Exemplifying the dominance Radatz exhibited in his first three seasons, he did not give up a run in 14 appearances from May 13 to June 14, throwing 33 scoreless innings, striking out 43 and allowing just 18 baserunners. Of 13 runners inherited, only three scored. Amazingly, he recorded only four saves (though he did win four games) because eight times he was brought in with the Red Sox trailing or tied, and three times used with the Sox up by at least four runs.
Perhaps the biggest testament to the stamina a pitcher like Radatz needed in the early days of the relief specialist are the 28 games in which he pitched two or more innings, including 13 of at least three innings. Twelve times, Radatz was brought in to pitch extra innings. All 12 times, Radatz pitched through the end of the game, going 9-3.
Key game: June 11. The Red Sox lead 3-2 in the bottom of the seventh when Boston starter Wilbur Wood runs into trouble. Manager Johnny Pesky calls on Radatz – his 6-foot-5, 235-pound beast of a closer – to close the door for the final two-plus innings.
Radtaz instead gives up a run-scoring single to pinch-hitter Bill Bruton, blowing the save and tying the game.
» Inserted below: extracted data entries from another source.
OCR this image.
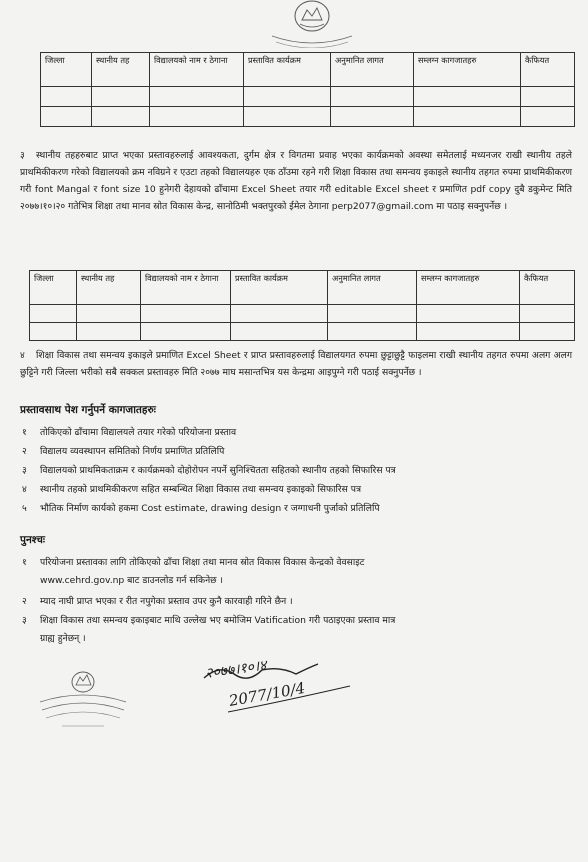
जिल्ला	स्थानीय तह	विद्यालयको नाम र ठेगाना	प्रस्तावित कार्यक्रम	अनुमानित लागत	सम्लग्न कागजातहरु	कैफियत

३ स्थानीय तहहरुबाट प्राप्त भएका प्रस्तावहरुलाई आवश्यकता, दुर्गम क्षेत्र र विगतमा प्रवाह भएका कार्यक्रमको अवस्था समेतलाई मध्यनजर राखी स्थानीय तहले प्राथमिकीकरण गरेको विद्यालयको क्रम नविग्रने र एउटा तहको विद्यालयहरु एक ठाँउमा रहने गरी शिक्षा विकास तथा समन्वय इकाइले स्थानीय तहगत रुपमा प्राथमिकीकरण गरी font Mangal र font size 10 हुनेगरी देहायको ढाँचामा Excel Sheet तयार गरी editable Excel sheet र प्रमाणित pdf copy दुबै डकुमेन्ट मिति २०७७।१०।२० गतेभित्र शिक्षा तथा मानव स्रोत विकास केन्द्र, सानोठिमी भक्तपुरको ईमेल ठेगाना perp2077@gmail.com मा पठाइ सक्नुपर्नेछ ।
जिल्ला	स्थानीय तह	विद्यालयको नाम र ठेगाना	प्रस्तावित कार्यक्रम	अनुमानित लागत	सम्लग्न कागजातहरु	कैफियत

४ शिक्षा विकास तथा समन्वय इकाइले प्रमाणित Excel Sheet र प्राप्त प्रस्तावहरुलाई विद्यालयगत रुपमा छुट्टाछुट्टै फाइलमा राखी स्थानीय तहगत रुपमा अलग अलग छुट्टिने गरी जिल्ला भरीको सबै सक्कल प्रस्तावहरु मिति २०७७ माघ मसान्तभित्र यस केन्द्रमा आइपुग्ने गरी पठाई सक्नुपर्नेछ ।
प्रस्तावसाथ पेश गर्नुपर्ने कागजातहरुः
१ तोकिएको ढाँचामा विद्यालयले तयार गरेको परियोजना प्रस्ताव
२ विद्यालय व्यवस्थापन समितिको निर्णय प्रमाणित प्रतिलिपि
३ विद्यालयको प्राथमिकताक्रम र कार्यक्रमको दोहोरोपन नपर्ने सुनिश्चितता सहितको स्थानीय तहको सिफारिस पत्र
४ स्थानीय तहको प्राथमिकीकरण सहित सम्बन्धित शिक्षा विकास तथा समन्वय इकाइको सिफारिस पत्र
५ भौतिक निर्माण कार्यको हकमा Cost estimate, drawing design र जग्गाधनी पुर्जाको प्रतिलिपि
पुनश्चः
१ परियोजना प्रस्तावका लागि तोकिएको ढाँचा शिक्षा तथा मानव स्रोत विकास विकास केन्द्रको वेवसाइट
www.cehrd.gov.np बाट डाउनलोड गर्न सकिनेछ ।
२ म्याद नाघी प्राप्त भएका र रीत नपुगेका प्रस्ताव उपर कुनै कारवाही गरिने छैन ।
३ शिक्षा विकास तथा समन्वय इकाइबाट माथि उल्लेख भए बमोजिम Vatification गरी पठाइएका प्रस्ताव मात्र
ग्राह्य हुनेछन् ।
२०७७।१०।४
2077/10/4
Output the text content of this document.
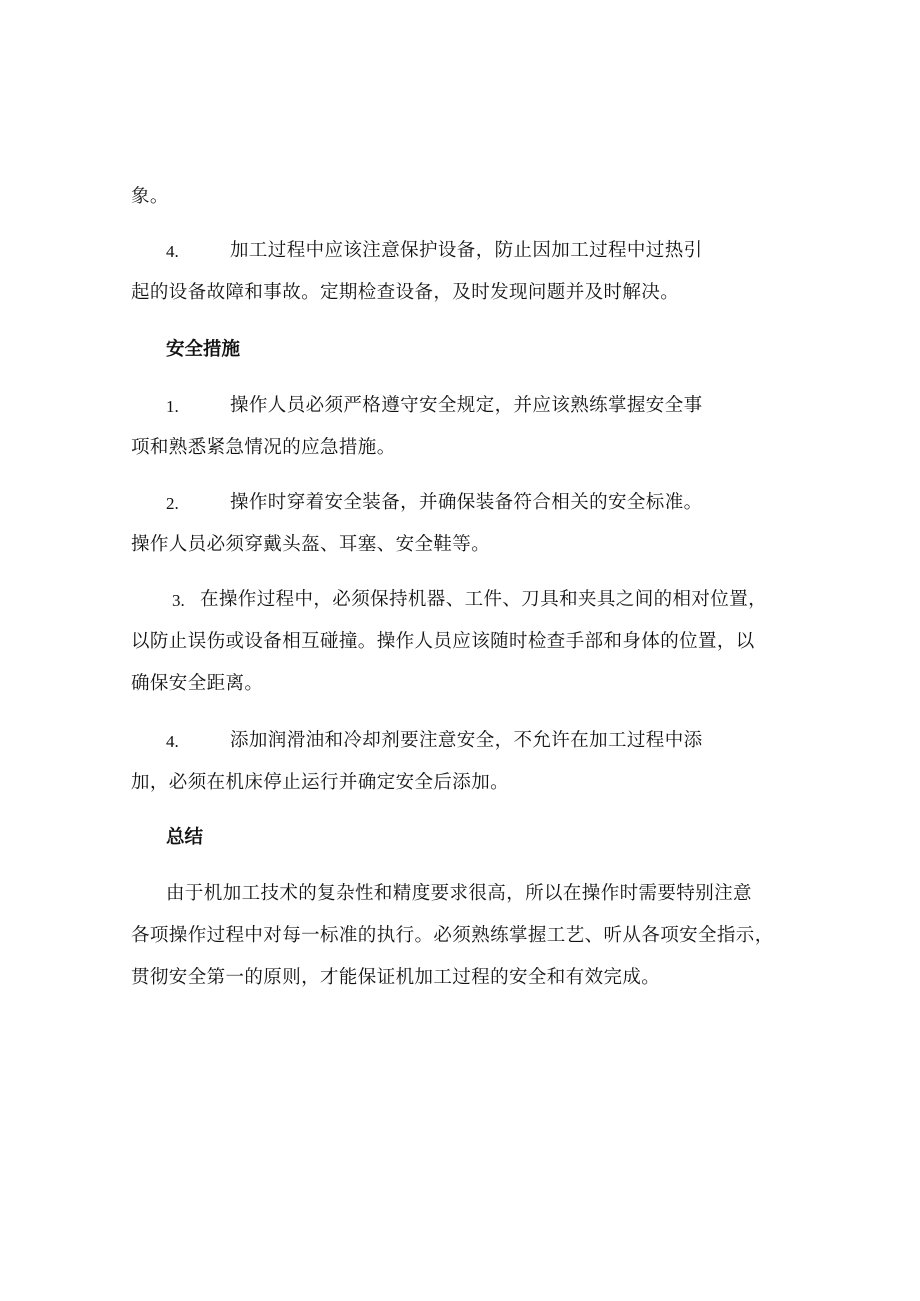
象。
4.	加工过程中应该注意保护设备，防止因加工过程中过热引
起的设备故障和事故。定期检查设备，及时发现问题并及时解决。
安全措施
1.	操作人员必须严格遵守安全规定，并应该熟练掌握安全事
项和熟悉紧急情况的应急措施。
2.	操作时穿着安全装备，并确保装备符合相关的安全标准。
操作人员必须穿戴头盔、耳塞、安全鞋等。
3. 在操作过程中，必须保持机器、工件、刀具和夹具之间的相对位置，
以防止误伤或设备相互碰撞。操作人员应该随时检查手部和身体的位置，以
确保安全距离。
4.	添加润滑油和冷却剂要注意安全，不允许在加工过程中添
加，必须在机床停止运行并确定安全后添加。
总结
由于机加工技术的复杂性和精度要求很高，所以在操作时需要特别注意
各项操作过程中对每一标准的执行。必须熟练掌握工艺、听从各项安全指示，
贯彻安全第一的原则，才能保证机加工过程的安全和有效完成。
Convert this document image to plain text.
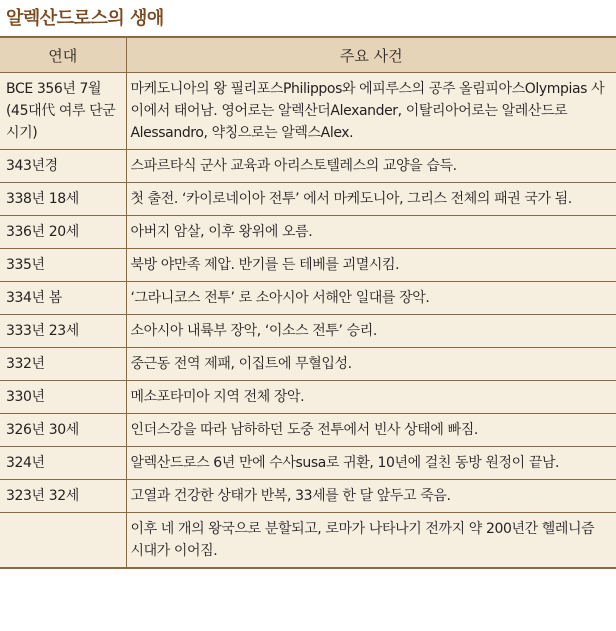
알렉산드로스의 생애
연대	주요 사건
BCE 356년 7월 (45대代 여루 단군 시기)	마케도니아의 왕 필리포스Philippos와 에피루스의 공주 올림피아스Olympias 사이에서 태어남. 영어로는 알렉산더Alexander, 이탈리아어로는 알레산드로Alessandro, 약칭으로는 알렉스Alex.
343년경	스파르타식 군사 교육과 아리스토텔레스의 교양을 습득.
338년 18세	첫 출전. ‘카이로네이아 전투’ 에서 마케도니아, 그리스 전체의 패권 국가 됨.
336년 20세	아버지 암살, 이후 왕위에 오름.
335년	북방 야만족 제압. 반기를 든 테베를 괴멸시킴.
334년 봄	‘그라니코스 전투’ 로 소아시아 서해안 일대를 장악.
333년 23세	소아시아 내륙부 장악, ‘이소스 전투’ 승리.
332년	중근동 전역 제패, 이집트에 무혈입성.
330년	메소포타미아 지역 전체 장악.
326년 30세	인더스강을 따라 남하하던 도중 전투에서 빈사 상태에 빠짐.
324년	알렉산드로스 6년 만에 수사susa로 귀환, 10년에 걸친 동방 원정이 끝남.
323년 32세	고열과 건강한 상태가 반복, 33세를 한 달 앞두고 죽음.
	이후 네 개의 왕국으로 분할되고, 로마가 나타나기 전까지 약 200년간 헬레니즘 시대가 이어짐.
Radatz’s job is now to preserve the tie for the Red Sox bats. So he does. Radatz retires the side in order in the eighth, works around a single in the ninth, sets down six straight in the 10th and 11th, and after a 12th-inning leadoff single, retires another nine in a row.
In the top of the 14th, the Red Sox break through on back-to-back home runs from Frank Malzone and Dick Stuart. Radatz returns to the mound in the bottom of the 14th and again retires the side in order, striking out Bruton for the final out of the marathon game. Radatz picks up the win, having pitched 8.2 innings while allowing three hits and one walk, and striking out 11. He set down the final 12 batters he faced, seven via strikeout.